Saturday, June 10, 2006

Dedications

After my recent post about book reviews and reviewers, I was interested to read Frances Burney's thoughts about reviewing in the dedication to her 1778 novel Evelina. For background, Burney published the novel anonymously and was very nervous about getting found out and worried about what kind of reviews she would get. As she wrote the novel, she kept it a secret from her father and worried about what his response would be when he discovered it. In fact, she, with the help of her brother, found a publisher for it before it was finished and only then, very nervously, did she tell her father. She was battling against her own nerves, the uncertain status of women writers at the time (hence the anonymous publication, quite common for women), and her fear of her father.

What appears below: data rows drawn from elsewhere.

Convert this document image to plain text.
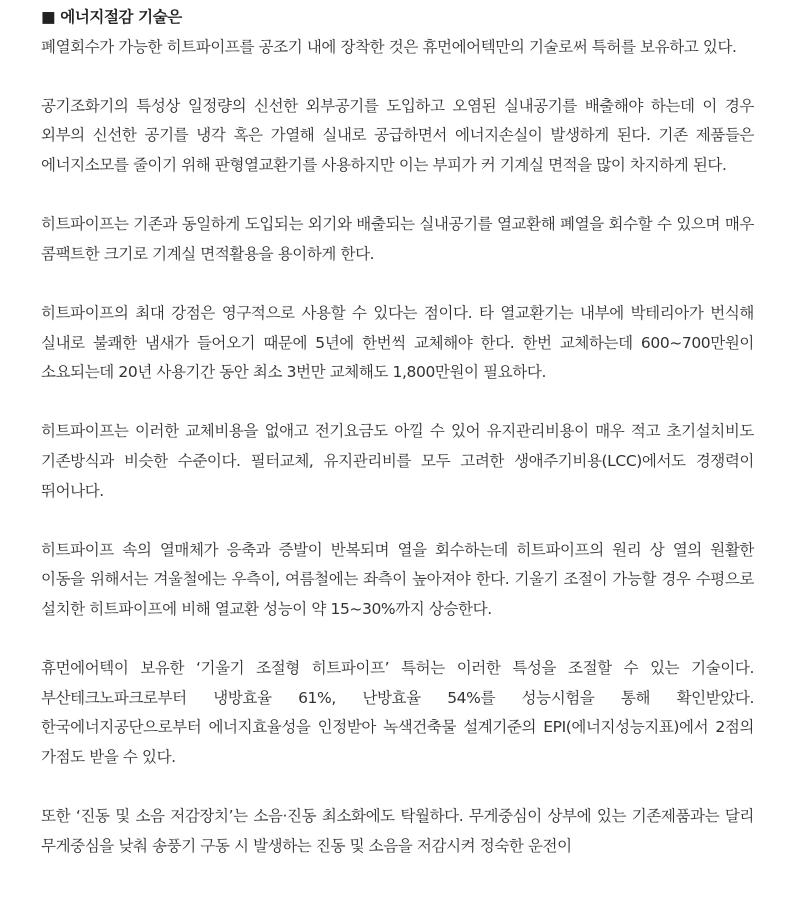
■ 에너지절감 기술은

폐열회수가 가능한 히트파이프를 공조기 내에 장착한 것은 휴먼에어텍만의 기술로써 특허를 보유하고 있다.

공기조화기의 특성상 일정량의 신선한 외부공기를 도입하고 오염된 실내공기를 배출해야 하는데 이 경우 외부의 신선한 공기를 냉각 혹은 가열해 실내로 공급하면서 에너지손실이 발생하게 된다. 기존 제품들은 에너지소모를 줄이기 위해 판형열교환기를 사용하지만 이는 부피가 커 기계실 면적을 많이 차지하게 된다.

히트파이프는 기존과 동일하게 도입되는 외기와 배출되는 실내공기를 열교환해 폐열을 회수할 수 있으며 매우 콤팩트한 크기로 기계실 면적활용을 용이하게 한다.

히트파이프의 최대 강점은 영구적으로 사용할 수 있다는 점이다. 타 열교환기는 내부에 박테리아가 번식해 실내로 불쾌한 냄새가 들어오기 때문에 5년에 한번씩 교체해야 한다. 한번 교체하는데 600~700만원이 소요되는데 20년 사용기간 동안 최소 3번만 교체해도 1,800만원이 필요하다.

히트파이프는 이러한 교체비용을 없애고 전기요금도 아낄 수 있어 유지관리비용이 매우 적고 초기설치비도 기존방식과 비슷한 수준이다. 필터교체, 유지관리비를 모두 고려한 생애주기비용(LCC)에서도 경쟁력이 뛰어나다.

히트파이프 속의 열매체가 응축과 증발이 반복되며 열을 회수하는데 히트파이프의 원리 상 열의 원활한 이동을 위해서는 겨울철에는 우측이, 여름철에는 좌측이 높아져야 한다. 기울기 조절이 가능할 경우 수평으로 설치한 히트파이프에 비해 열교환 성능이 약 15~30%까지 상승한다.

휴먼에어텍이 보유한 ‘기울기 조절형 히트파이프’ 특허는 이러한 특성을 조절할 수 있는 기술이다. 부산테크노파크로부터 냉방효율 61%, 난방효율 54%를 성능시험을 통해 확인받았다. 한국에너지공단으로부터 에너지효율성을 인정받아 녹색건축물 설계기준의 EPI(에너지성능지표)에서 2점의 가점도 받을 수 있다.

또한 ‘진동 및 소음 저감장치’는 소음·진동 최소화에도 탁월하다. 무게중심이 상부에 있는 기존제품과는 달리 무게중심을 낮춰 송풍기 구동 시 발생하는 진동 및 소음을 저감시켜 정숙한 운전이
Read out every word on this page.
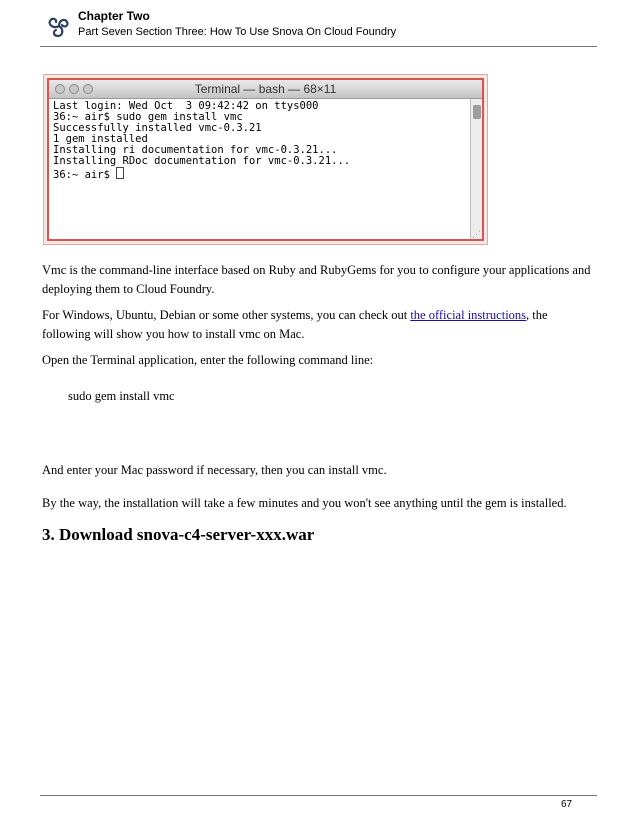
Chapter Two
Part Seven Section Three: How To Use Snova On Cloud Foundry
Terminal — bash — 68×11
Last login: Wed Oct  3 09:42:42 on ttys000
36:~ air$ sudo gem install vmc
Successfully installed vmc-0.3.21
1 gem installed
Installing ri documentation for vmc-0.3.21...
Installing RDoc documentation for vmc-0.3.21...
36:~ air$
⋰

Vmc is the command-line interface based on Ruby and RubyGems for you to configure your applications and deploying them to Cloud Foundry.

For Windows, Ubuntu, Debian or some other systems, you can check out the official instructions, the following will show you how to install vmc on Mac.

Open the Terminal application, enter the following command line:

sudo gem install vmc

And enter your Mac password if necessary, then you can install vmc.

By the way, the installation will take a few minutes and you won't see anything until the gem is installed.

3. Download snova-c4-server-xxx.war
67
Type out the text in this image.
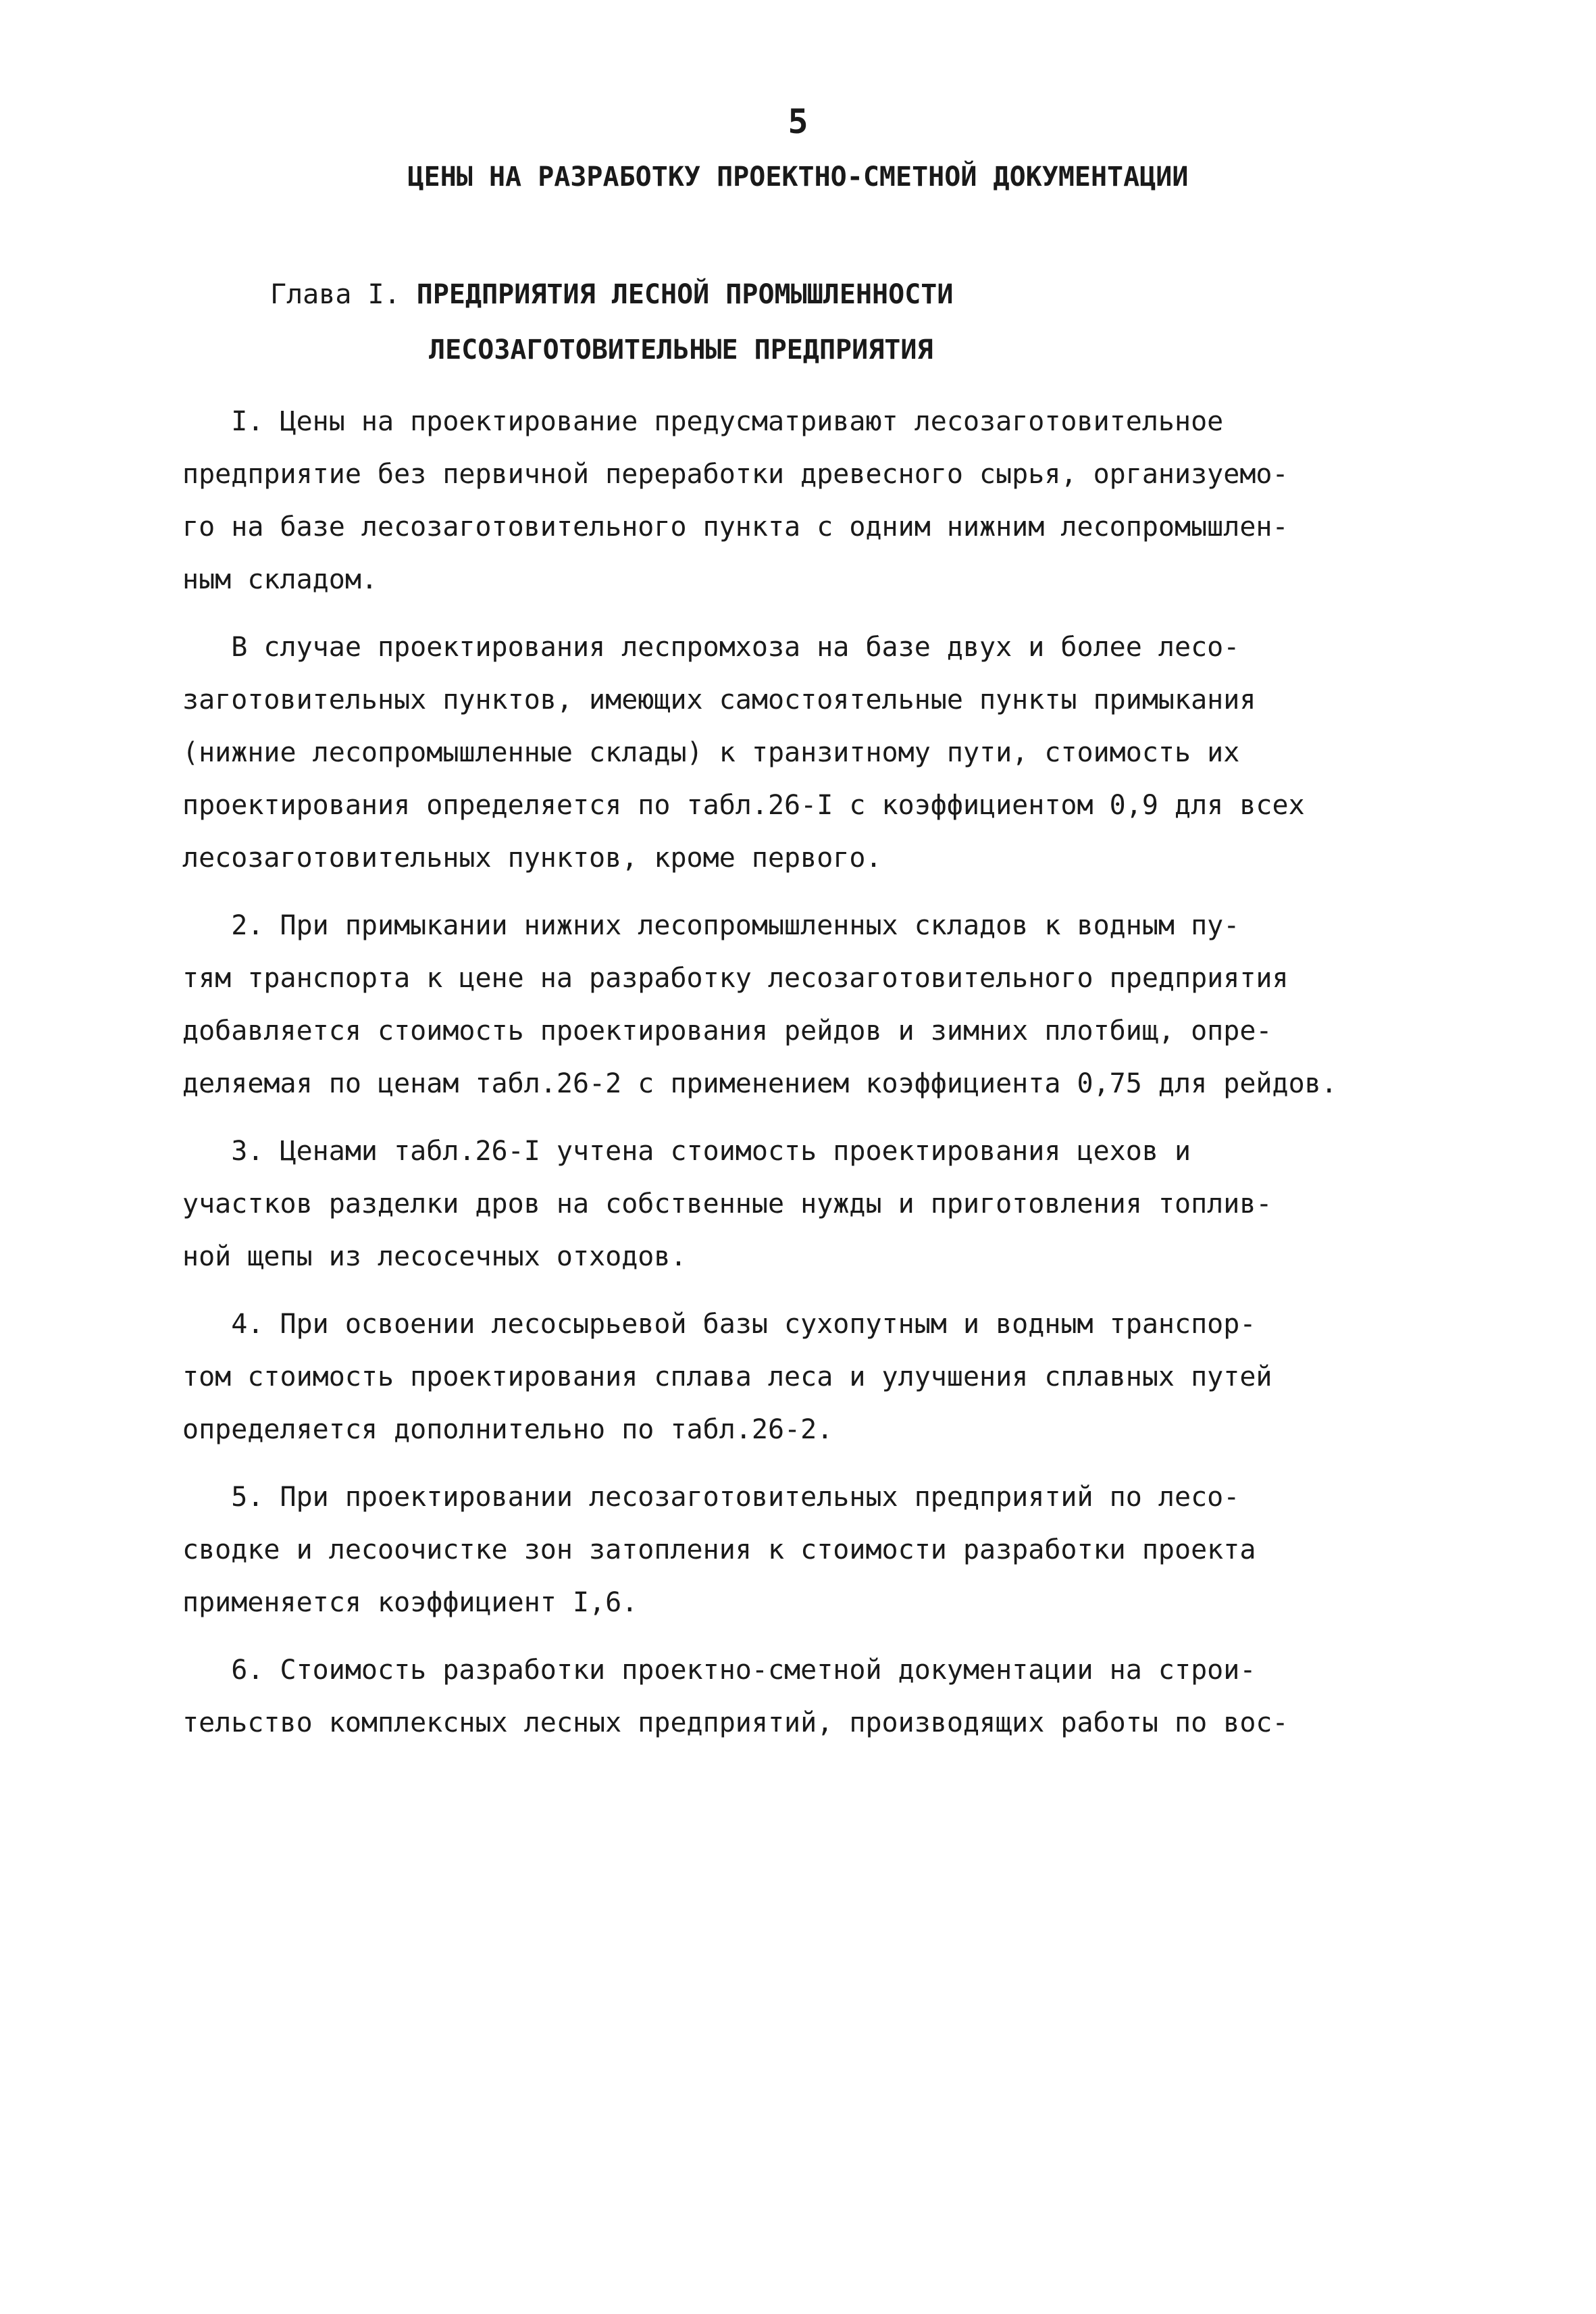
5
ЦЕНЫ НА РАЗРАБОТКУ ПРОЕКТНО-СМЕТНОЙ ДОКУМЕНТАЦИИ
Глава I. ПРЕДПРИЯТИЯ ЛЕСНОЙ ПРОМЫШЛЕННОСТИ
ЛЕСОЗАГОТОВИТЕЛЬНЫЕ ПРЕДПРИЯТИЯ
I. Цены на проектирование предусматривают лесозаготовительное
предприятие без первичной переработки древесного сырья, организуемо-
го на базе лесозаготовительного пункта с одним нижним лесопромышлен-
ным складом.
В случае проектирования леспромхоза на базе двух и более лесо-
заготовительных пунктов, имеющих самостоятельные пункты примыкания
(нижние лесопромышленные склады) к транзитному пути, стоимость их
проектирования определяется по табл.26-I с коэффициентом 0,9 для всех
лесозаготовительных пунктов, кроме первого.
2. При примыкании нижних лесопромышленных складов к водным пу-
тям транспорта к цене на разработку лесозаготовительного предприятия
добавляется стоимость проектирования рейдов и зимних плотбищ, опре-
деляемая по ценам табл.26-2 с применением коэффициента 0,75 для рейдов.
3. Ценами табл.26-I учтена стоимость проектирования цехов и
участков разделки дров на собственные нужды и приготовления топлив-
ной щепы из лесосечных отходов.
4. При освоении лесосырьевой базы сухопутным и водным транспор-
том стоимость проектирования сплава леса и улучшения сплавных путей
определяется дополнительно по табл.26-2.
5. При проектировании лесозаготовительных предприятий по лесо-
сводке и лесоочистке зон затопления к стоимости разработки проекта
применяется коэффициент I,6.
6. Стоимость разработки проектно-сметной документации на строи-
тельство комплексных лесных предприятий, производящих работы по вос-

She dedicates the book "to the authors of the Monthly and Critical Reviews," taking the reviewers on directly, and starts off:

Gentlemen, The liberty which I take in addressing to You the trifling production of a few idle hours, will, doubtless, move your wonder, and, probably, your contempt.

Now, I don't think we can take this at face value -- it was tradition to write dedications that were more about the author's rhetorical positioning than about saying anything sincere, and modesty was a familiar -- and often feigned -- trope. But as Burney moves through the dedication, her attitude towards reviewing gets interesting. She claims the reviewers as her "patrons," since she has no aristocratic patron of the traditional type, the one to whom the dedication is usually made:

to whom can I so properly apply for patronage, as to those who publicly profess themselves Inspectors of all literary performances?

She calls on their "protection," but then says:

The language of adulation, and the incense of flattery, though the natural inheritance, and constant resource, from time immemorial, of the Dedicator, to me offer nothing but the wistful regret that I dare not invoke their aid. Sinister views would be imputed to all I could say; since, thus situated, to extol your judgment, would seem the effect of art, and to celebrate your impartiality, be attributed to suspecting it.

So what is a dedicator supposed to do, right? Flattery is traditionally a part of the dedication, but if she flatters the reviewers, she'll be seen as angling for a good review rather than saying anything truthful. But, of course, in saying all this, she IS angling for a good review -- she's flattering them while saying she's not. She goes on:

As magistrates of the press, and Censors for the Public, -- to which you are bound by the sacred ties of integrity to exert the most spirited impartiality, and to which your suffrages should carry the marks of pure, dauntless, irrefragable truth, -- to appeal for your MERCY, were to solicit your dishonour; and therefore, -- though 'tis sweeter than frankincense, -- more grateful to the senses than all the odorous perfumes of Arabia, -- and though "it droppeth like the gentle rain from heaven upon the place beneath," I court it not! to your Justice alone I am entitled, and by that I must abide. Your engagements are not to the supplicating author, but to the candid public, which will not fail to crave "The penalty and forfeit of your bond."
She is saying, in effect, even though I really, really want you to have mercy on me and write me a good review -- it would be a heavenly gift --and notice how I'm flattering you as I say this, oh wonderfully impartial magistrates of public opinion, I won't ask for one. And notice how eloquently I'm not asking you for a good review, since really, although I won't say this directly to you, I'm communicating a bit of contempt for reviewers through my over-the-top language in the midst of my compliment-laden sentences. For after all, if it weren't for writers like me, you wouldn't have anything to write about, although, as a first-time author, I depend on you too:

Let not the anxious solicitude with which I recommend myself to your notice, expose me to your derision. Remember, Gentlemen, you were all young writers once, and the most experienced veteran of your corps, may, by recollecting his first publication, renovate his first terrors, and learn to allow for mine.


If you have an ounce of heart in you, you'll remember what it's like to be me, you'll think about the person whose work you're critiquing and you'll write with a picture of the anxious young author who loves her book in the back of your mind. After all this, how can you be anything but kind?